Homeless helping Stokes Croft archaeology dig

Turbo Island
The corner has some of Bristol's most notable graffiti

A team of homeless people are to begin excavating a derelict corner of Bristol which has been used by rough sleepers for more than 40 years.

"Turbo Island" in Stokes Croft is to be excavated in a project funded by the Council of British Archaeology.

Archaeologist Rachael Kiddey, who developed the scheme, said: "This project seeks to break down barriers."

Ms Kiddey and colleague John Schofield thought up the project after speaking to rough sleepers in the underpass.

Series of talks

Mr Schofield said a host of stories were attached to the traffic island including that it is the site of a bombed WWII building; that it was once a "Speaker's Corner"; and that it was "where pirates were hanged".

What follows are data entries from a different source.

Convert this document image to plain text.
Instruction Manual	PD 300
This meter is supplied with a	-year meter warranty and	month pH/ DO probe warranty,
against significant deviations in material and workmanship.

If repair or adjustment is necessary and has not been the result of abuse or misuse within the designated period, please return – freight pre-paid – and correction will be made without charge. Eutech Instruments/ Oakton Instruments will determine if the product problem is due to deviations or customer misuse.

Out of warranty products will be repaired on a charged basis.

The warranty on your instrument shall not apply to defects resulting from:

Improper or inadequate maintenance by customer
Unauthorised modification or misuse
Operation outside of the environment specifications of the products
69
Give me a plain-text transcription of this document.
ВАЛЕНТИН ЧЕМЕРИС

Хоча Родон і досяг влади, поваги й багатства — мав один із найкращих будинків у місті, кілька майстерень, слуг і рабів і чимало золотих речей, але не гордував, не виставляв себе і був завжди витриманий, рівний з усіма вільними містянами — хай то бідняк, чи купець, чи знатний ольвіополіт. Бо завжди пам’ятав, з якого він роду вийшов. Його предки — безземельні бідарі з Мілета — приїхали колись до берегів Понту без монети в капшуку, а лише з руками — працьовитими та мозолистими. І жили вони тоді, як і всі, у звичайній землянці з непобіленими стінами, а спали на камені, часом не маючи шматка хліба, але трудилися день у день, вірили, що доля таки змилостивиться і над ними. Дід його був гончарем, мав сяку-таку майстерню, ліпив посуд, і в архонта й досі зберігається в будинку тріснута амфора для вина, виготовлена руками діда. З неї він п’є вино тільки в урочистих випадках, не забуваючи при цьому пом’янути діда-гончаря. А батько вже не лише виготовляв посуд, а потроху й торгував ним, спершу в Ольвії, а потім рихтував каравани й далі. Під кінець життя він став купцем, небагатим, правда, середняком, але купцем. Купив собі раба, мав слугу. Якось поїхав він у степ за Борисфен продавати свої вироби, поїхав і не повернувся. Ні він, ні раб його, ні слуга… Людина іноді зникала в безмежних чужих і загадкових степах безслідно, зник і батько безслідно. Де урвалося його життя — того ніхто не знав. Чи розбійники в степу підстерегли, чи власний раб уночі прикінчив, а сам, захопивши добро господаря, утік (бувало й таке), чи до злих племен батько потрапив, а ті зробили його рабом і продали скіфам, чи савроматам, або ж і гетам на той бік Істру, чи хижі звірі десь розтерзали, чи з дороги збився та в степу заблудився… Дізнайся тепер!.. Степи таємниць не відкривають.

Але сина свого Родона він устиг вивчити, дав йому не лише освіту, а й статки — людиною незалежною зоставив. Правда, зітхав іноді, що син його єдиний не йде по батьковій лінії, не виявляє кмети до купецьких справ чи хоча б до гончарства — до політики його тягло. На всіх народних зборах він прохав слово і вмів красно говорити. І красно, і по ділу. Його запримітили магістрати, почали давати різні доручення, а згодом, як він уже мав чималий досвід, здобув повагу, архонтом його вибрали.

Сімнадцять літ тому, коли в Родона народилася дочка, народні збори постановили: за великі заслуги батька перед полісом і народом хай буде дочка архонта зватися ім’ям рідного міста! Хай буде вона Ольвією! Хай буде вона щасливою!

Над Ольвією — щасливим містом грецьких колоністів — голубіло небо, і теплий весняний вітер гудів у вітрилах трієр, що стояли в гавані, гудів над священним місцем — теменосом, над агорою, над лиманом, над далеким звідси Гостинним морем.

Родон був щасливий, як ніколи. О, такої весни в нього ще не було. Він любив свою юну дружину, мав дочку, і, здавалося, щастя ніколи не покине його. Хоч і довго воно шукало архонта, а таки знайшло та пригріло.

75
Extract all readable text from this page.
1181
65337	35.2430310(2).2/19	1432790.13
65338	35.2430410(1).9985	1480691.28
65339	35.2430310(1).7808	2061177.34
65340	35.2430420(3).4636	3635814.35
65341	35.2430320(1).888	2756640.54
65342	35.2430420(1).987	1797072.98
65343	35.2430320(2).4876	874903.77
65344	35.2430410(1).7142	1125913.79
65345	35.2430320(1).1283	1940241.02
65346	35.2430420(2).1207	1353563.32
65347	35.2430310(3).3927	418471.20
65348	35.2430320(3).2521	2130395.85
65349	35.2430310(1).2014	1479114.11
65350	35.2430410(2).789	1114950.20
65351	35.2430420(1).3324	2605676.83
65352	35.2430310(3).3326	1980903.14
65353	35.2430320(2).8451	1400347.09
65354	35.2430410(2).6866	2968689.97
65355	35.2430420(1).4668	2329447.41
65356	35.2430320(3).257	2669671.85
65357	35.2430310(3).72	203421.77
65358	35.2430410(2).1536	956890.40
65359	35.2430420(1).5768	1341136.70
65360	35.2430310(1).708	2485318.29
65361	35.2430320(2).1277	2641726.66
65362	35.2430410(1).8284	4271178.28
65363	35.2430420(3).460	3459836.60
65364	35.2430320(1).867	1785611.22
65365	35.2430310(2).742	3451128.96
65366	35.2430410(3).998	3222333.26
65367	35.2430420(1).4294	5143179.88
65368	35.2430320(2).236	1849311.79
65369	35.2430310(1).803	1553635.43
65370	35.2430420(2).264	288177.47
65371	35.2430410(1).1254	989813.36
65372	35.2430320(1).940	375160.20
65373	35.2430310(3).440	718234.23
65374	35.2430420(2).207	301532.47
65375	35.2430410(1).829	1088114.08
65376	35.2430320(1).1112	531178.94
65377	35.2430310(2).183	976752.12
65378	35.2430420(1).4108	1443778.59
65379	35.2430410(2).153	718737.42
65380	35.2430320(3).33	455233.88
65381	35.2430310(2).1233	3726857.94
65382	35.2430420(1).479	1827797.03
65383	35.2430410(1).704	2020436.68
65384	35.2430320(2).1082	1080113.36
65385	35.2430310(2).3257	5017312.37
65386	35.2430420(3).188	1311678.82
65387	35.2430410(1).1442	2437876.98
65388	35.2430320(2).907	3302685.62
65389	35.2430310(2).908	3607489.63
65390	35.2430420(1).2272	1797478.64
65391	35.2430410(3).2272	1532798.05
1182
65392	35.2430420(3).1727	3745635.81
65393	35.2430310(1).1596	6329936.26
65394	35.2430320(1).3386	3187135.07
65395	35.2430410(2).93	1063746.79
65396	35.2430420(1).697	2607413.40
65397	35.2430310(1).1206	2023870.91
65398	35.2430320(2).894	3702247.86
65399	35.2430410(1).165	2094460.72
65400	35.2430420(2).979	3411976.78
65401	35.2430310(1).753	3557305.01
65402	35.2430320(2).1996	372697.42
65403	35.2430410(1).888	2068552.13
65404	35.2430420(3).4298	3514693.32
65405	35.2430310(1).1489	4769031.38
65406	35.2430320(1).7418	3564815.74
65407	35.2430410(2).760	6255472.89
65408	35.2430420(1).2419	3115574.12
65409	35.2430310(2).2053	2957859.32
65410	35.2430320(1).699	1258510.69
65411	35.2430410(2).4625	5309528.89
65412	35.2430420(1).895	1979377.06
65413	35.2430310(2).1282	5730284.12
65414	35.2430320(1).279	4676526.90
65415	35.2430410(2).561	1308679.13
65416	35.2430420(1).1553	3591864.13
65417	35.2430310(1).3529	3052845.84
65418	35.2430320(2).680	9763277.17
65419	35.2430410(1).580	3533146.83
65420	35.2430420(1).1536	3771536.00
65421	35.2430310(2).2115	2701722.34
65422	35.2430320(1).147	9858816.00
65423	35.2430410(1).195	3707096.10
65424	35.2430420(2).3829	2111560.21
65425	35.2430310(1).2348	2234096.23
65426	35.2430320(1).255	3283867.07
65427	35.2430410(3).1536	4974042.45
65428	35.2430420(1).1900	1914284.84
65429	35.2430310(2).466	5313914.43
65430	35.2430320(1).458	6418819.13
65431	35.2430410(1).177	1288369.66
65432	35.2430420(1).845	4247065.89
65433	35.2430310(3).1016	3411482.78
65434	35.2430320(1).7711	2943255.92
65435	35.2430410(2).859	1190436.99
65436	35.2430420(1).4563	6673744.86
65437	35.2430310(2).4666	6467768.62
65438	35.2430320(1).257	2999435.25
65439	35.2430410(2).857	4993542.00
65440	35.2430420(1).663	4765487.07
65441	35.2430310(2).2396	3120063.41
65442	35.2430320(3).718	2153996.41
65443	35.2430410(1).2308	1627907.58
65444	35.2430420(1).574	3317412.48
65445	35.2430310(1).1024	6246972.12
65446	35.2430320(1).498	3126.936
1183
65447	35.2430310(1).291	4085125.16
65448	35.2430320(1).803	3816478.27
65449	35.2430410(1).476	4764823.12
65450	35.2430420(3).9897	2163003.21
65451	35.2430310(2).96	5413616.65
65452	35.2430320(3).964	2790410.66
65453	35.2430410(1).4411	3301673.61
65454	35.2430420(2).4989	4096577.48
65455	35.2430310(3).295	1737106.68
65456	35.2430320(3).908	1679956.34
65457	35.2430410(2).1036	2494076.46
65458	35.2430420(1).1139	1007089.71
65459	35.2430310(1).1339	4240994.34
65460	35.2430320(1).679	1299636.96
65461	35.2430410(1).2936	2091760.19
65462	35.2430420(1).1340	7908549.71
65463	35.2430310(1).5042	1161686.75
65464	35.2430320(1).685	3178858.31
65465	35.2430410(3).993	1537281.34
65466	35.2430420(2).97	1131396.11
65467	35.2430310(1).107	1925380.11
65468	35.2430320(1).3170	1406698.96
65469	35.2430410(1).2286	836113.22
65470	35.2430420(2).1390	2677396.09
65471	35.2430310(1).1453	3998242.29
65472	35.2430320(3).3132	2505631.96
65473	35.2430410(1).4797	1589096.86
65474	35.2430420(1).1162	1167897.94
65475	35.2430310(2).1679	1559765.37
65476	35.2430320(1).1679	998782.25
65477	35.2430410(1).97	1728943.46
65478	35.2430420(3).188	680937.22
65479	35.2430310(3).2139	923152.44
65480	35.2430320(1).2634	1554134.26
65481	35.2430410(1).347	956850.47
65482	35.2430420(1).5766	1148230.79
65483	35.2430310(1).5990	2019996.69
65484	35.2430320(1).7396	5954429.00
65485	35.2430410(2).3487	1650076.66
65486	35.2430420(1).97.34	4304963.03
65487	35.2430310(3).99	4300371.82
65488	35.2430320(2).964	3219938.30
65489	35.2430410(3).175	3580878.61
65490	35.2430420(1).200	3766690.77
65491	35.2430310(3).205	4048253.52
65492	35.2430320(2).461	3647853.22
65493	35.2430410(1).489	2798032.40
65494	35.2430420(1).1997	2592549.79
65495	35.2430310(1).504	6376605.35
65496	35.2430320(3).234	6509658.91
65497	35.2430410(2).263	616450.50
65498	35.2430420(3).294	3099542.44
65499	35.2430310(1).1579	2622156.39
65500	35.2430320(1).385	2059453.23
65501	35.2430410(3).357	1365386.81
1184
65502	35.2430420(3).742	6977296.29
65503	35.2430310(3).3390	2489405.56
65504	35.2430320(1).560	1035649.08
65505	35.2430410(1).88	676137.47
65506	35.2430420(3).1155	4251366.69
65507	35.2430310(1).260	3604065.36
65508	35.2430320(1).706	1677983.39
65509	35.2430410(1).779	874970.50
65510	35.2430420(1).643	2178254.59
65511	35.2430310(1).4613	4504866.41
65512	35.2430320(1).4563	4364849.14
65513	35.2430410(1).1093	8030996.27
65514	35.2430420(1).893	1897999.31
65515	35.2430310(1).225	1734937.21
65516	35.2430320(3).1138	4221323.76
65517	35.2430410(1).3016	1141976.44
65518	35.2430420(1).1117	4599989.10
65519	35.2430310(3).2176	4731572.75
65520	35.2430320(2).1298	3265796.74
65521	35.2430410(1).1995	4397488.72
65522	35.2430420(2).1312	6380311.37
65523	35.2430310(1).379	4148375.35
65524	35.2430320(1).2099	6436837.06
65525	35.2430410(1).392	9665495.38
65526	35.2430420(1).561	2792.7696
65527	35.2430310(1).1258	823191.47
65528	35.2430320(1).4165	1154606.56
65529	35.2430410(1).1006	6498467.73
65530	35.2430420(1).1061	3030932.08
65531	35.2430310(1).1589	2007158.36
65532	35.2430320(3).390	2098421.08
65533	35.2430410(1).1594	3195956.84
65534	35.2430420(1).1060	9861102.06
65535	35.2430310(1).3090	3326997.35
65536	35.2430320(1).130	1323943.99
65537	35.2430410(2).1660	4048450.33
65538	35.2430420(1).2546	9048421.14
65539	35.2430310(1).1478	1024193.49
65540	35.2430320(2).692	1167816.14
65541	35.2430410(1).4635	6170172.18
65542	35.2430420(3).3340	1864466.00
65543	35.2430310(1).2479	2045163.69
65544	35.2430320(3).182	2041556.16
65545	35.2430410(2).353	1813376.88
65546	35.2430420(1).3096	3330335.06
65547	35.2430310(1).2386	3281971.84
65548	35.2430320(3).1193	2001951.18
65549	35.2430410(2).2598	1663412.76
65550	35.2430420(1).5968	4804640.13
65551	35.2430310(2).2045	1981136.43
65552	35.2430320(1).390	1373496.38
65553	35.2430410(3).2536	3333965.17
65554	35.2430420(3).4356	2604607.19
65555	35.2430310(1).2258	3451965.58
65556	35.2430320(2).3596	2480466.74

Using conventional archaeological methods to understand modern culture is both fascinating and socially relevant
Rachael Kiddey, urban archaeologist

He added: "It doesn't matter whether these stories of Turbo Island are true - we are more interested by how many people were keen to tell us its history.

"Places that matter to homeless people and those who have a marginalised existence in society are significant in their own right."

Ms Kiddey added: "Using conventional archaeological methods to understand modern culture is both fascinating and socially relevant."

Volunteers from the police and Bristol University student helpers will also take part in the project on the corner of Stokes Croft and Jamaica Street.

The results of the dig will be presented in talks and lectures in spring 2010, culminating in an exhibition in Stokes Croft.